Schwanger sein ist der Horror

Die junge Hadley hat sich einen Braten in die Röhre schieben lassen und steht jetzt kurz vor der Entbindung. Dummerweise entpuppt sich der Aufenthalt im Krankenhaus als Falle, denn skrupellose Wissenschaftler der Cayne Corporation suchen immer noch nach menschlichen Versuchskaninchen für ihre unethischen Experimente, Spieler von STASIS wissen ja bescheid. Und so erwacht die hochschwangere Hadley plötzlich in einem finsteren Labor, wo Experimente an ihrem Fötus durchgeführt werden sollen. Doch so leicht gibt die junge Frau nicht auf. In ihrer Not tötet sie den seltsamen Freak, der an ihr herumdoktert und sabotiert die Maschinerie des Labors. Dummerweise handelt es sich um einen größeren Laborkomplex. Ein Komplex in dem ein blutrünstiges Monster herumstreunt. Und als ob das alles nicht schon schräg genug wäre, fängt auf einmal an eine geisterhafte Stimme in ihrem Kopf zu sprechen. Der Fremde sagt, dass er ebenfalls ein Gefangener des Labors wäre und drängt Hadley zur Flucht. Ob Hadley, ihr Nachwuchs und der mysteriöse Fremde lebendigen Leibes aus dem Laborkomplex entkommen werden?

Die Story ist so gesehen dieselbe wie in Stasis. Ein potentielles Opfer wird von der Cayne Corporation entführt und zu Versuchszwecken an einen geheimen, bedrohlichen Ort entführt, von dem es zu entkommen gilt. Anders als ihr Vorgänger John Maracheck, muss sich Hadley jedoch nicht noch zusätzlich auf die Suche nach Familienmitgliedern begeben. Dafür schleppt sie aber natürlich ihr Baby im Bauch mit sich herum, was jedoch keinerlei Einfluss aufs Gameplay hat.

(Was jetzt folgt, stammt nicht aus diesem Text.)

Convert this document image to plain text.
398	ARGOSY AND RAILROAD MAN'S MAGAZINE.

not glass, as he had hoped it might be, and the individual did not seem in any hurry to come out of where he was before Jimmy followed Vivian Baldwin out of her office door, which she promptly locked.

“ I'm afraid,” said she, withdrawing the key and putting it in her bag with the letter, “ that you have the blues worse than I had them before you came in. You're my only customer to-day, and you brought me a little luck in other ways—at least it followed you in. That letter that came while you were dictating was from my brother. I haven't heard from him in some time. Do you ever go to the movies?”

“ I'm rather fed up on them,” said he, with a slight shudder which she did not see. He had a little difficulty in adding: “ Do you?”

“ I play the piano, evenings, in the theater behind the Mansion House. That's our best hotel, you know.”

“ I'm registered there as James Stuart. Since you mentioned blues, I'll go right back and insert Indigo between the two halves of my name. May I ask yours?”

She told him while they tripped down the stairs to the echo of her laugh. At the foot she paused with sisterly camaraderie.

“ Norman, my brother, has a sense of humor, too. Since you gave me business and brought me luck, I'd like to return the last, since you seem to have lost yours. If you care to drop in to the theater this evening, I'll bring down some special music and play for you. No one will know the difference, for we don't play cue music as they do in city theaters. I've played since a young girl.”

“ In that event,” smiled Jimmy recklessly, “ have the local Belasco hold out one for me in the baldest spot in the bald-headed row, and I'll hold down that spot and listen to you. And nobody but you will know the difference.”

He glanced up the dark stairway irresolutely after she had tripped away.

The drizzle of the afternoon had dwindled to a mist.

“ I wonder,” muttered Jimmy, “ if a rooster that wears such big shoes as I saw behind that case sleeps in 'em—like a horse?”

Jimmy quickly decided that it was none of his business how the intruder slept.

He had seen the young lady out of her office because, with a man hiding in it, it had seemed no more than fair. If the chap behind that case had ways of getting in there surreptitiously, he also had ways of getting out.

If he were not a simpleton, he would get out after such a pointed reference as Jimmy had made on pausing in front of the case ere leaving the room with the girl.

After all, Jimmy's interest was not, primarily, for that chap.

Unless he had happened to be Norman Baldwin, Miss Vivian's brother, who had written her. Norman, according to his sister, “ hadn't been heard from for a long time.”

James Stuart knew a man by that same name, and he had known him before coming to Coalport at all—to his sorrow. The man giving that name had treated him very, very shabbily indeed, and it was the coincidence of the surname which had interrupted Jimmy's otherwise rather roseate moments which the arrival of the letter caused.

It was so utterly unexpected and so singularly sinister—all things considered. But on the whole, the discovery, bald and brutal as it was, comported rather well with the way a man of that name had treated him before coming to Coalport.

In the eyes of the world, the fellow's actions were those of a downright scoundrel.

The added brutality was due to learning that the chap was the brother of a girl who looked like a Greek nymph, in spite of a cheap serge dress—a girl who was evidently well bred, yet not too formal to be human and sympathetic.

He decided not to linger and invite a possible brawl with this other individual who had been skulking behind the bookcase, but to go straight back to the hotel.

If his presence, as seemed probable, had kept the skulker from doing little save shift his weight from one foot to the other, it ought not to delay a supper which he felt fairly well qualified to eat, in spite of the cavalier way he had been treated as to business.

Das was CAYNE von STASIS unterscheidet, ist der flapsige Umgang mit der Situation und den Charakteren. STASIS zeichnete sich dadurch aus, dass sich das Spiel sehr ernst nahm und gerade dadurch seinen Horror erzeugte. Die verantwortlichen Wissenschaftler, waren, so skrupellos sie auch waren, im Endeffekt auch nur Menschen die meinten, das höhere Ziele die Mittel rechtfertigten – ein sehr gruseliges Konzept, dem Spieler aufzuzeigen, dass Menschen die furchterregensten Monster sein können. Bei CAYNE ging man jedoch einen anderen Weg: Die „Wissenschaftler,“ denen man hier begegnet (wie gewohnt hauptsächlich in Form ihrer PDA-Tagebücher) sind derart überzeichnet, dass sie eher wie reine Schurkencharaktere aus einem Comicbuch wirken. Es ist eigentlich nur eine Ansammlung von Psychopathen und Perversen, die man kein bisschen ernst nehmen kann. Dazu tragen übrigens auch die karikativen Artwork-Portraits bei, die man neuerdings in die PDA-Aufzeichnungen integrierte. Und siehe da: Kaum ersetzt man Menschen mit stark überzeichneten Klischee-Psychos, die geradewegs aus dem neuesten Marvel- und DC-Comic stammen könnten, und schon fällt der Horror komplett in sich zusammen. Wie ein Kartenhaus aus dessem Fundament man eine Karte entfernt hat. Auch Hadley kann nicht mit John gleichziehen, da sie zu oft dumme Sprüche und schlechte Witze reißt. Man merkt zwar, dass sie dies in erster Linie tut, um ihre Furcht zu überspielen, aber trotzdem trägt es unterm Strich nur zum schlechten Stil von CAYNE bei.
Ich habe keine Ahnung, was sich die Bischoff-Brüder dabei gedacht haben, aber ich weiß, dass es mir nicht gefällt und ich genau nachprüfen werde, in welche Richtung STASIS 2 gehen wird, bevor ich auch nur einen Penny in dieses Spiel investieren werde.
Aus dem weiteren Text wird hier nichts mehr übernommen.